All those things generally stimulate the economy, and eventually, a rate cut also translates into lower borrowing costs for businesses. “What happens – over the last 10 years when interest rates have been low – is the stock market tends to rise as a result of all that different activity,” DeAngelis told Ladders
That’s the big picture – here’s what the cut means for you.
“For a normal person who has invested in their 401K, they could expect to see an increase as a result of rates being cut today and remaining low roughly for a decade now,” said DeAngelis.
“On the mortgage side,” she explained, “rates are below 4% again and could even go potentially from there. As a result of that, you find that qualified buyers can easily get access to mortgages and home buying because, with the rates so low, the banks will be looking to increase their lending.” Looking to buy a house? The odds are now in your favor. “It may be time for [people] to take that step.”
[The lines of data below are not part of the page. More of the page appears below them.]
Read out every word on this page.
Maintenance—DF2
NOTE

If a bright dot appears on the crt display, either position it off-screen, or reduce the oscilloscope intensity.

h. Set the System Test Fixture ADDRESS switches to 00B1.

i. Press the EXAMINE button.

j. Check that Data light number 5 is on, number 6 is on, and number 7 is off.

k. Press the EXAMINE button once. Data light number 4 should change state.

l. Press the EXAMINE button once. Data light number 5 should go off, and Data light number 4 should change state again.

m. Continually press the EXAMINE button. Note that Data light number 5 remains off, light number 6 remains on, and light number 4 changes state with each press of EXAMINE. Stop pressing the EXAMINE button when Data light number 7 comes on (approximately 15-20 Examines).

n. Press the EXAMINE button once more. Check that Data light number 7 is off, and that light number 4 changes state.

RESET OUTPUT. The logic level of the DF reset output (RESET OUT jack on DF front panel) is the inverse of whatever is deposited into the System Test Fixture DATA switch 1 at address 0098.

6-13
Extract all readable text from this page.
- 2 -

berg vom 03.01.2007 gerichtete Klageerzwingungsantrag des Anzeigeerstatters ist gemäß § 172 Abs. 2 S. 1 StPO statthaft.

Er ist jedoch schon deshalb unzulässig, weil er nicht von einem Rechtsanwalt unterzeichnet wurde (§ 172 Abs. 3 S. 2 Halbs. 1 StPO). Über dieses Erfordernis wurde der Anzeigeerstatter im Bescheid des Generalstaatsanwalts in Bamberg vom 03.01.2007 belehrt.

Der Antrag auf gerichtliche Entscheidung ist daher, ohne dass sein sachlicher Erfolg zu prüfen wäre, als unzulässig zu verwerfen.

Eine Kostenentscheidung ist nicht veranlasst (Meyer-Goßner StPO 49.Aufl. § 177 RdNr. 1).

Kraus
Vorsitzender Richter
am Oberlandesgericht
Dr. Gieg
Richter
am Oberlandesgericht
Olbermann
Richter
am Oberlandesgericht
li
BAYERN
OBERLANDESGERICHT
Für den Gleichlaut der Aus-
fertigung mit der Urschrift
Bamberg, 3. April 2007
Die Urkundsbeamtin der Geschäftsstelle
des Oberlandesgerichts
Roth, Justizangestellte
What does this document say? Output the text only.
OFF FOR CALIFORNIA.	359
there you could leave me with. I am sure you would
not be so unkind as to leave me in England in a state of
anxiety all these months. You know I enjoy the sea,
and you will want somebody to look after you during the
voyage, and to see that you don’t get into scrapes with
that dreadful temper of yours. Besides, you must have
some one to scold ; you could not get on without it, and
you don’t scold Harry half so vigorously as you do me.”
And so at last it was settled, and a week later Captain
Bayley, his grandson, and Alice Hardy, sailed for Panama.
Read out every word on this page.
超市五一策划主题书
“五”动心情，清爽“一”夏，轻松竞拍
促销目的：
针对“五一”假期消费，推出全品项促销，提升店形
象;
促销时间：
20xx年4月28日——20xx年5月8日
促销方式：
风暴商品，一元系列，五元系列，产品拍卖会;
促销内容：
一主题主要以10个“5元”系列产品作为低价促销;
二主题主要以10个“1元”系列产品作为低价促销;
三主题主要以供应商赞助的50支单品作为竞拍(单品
Auto loans will also “see a reduction,” said DeAngelis.
It’s a mixed bag, but mostly positive, DeAngelis said. “The credit card rates tend to be on the higher side in general, but the Feds puts pressure on them to reduce those rates as well.”
“There is one segment of the population that [the rate cut] hurts: savers,” said DeAngelis. “Savings rates for certificate of deposits, bank account savings rates, and savings accounts have been very, very low over the last decade as well.” Basically, saving just isn’t paying off right now, and won’t continue to after the rate cut. “If you were taught to work hard and not rack up debt, save up money and put it in the bank, you’re not necessarily being rewarded in the present financial conditions.”
However, if you’re in the market to borrow or buy, expect these changes to happen sooner rather than later. “They tend to happen very quickly,” DeAngelis says, especially since the rate cut was anticipated. So look on the bright side. “These are changes people will start to notice immediately.”